Computer invented by Jacek Karpiński

AKAT-1 is a historic analog computer.

Constructed in 1959 by Jacek Karpiński and Janusz Tomaszewski it was the world's first transistorised differential equations analyzer.

== Background ==
Karpiński built the device at the Polish Academy of Science's Institute of Automatics. AKAT-1 aimed to simulate various complex dynamic processes like thermodynamics, heat transfer or a shock absorber's mechanics.
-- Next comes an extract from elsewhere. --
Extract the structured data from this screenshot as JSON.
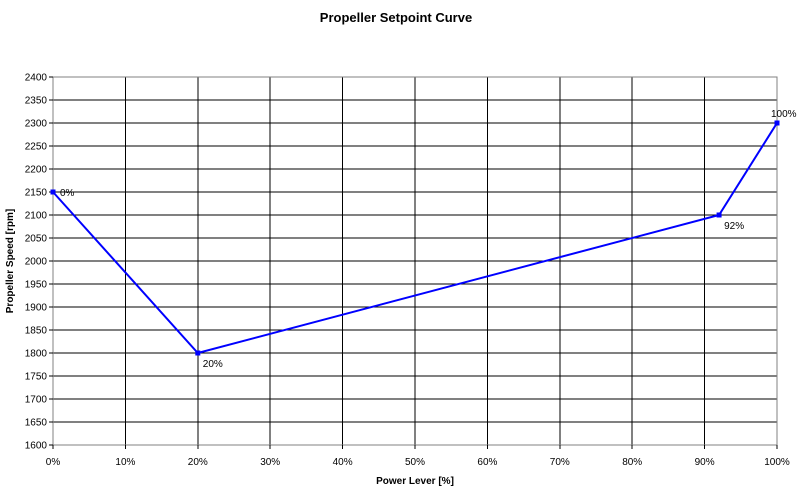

The device's innovativeness was acknowledged by computer science historians, e.g. Maciej Sysło claims it has to be conceded that Karpiński's effort preceded any other similar device. The construction was also lauded for its aesthetical merits. The panel designed by leading Polish artists Emil Cieślar, Olgierd Rutkowski, Stanisław Siemek and Andrzej Wróblewski at the Warsaw Academy of Fine Arts had been considered to 'innovatively merge all functions in a congruent and attractive form that anticipated the future trends'. The machine has been domestically welcomed warmly, having been covered by a host of country-wide media, including national television TVP1 and Polish Film Chronicle.

== Production ==
The AKAT-1 was only implemented as prototype. Due to political reasons the system never went into mass production.

== Current state ==
A prototype of the machine is exhibited in the Museum of Technology in Warsaw.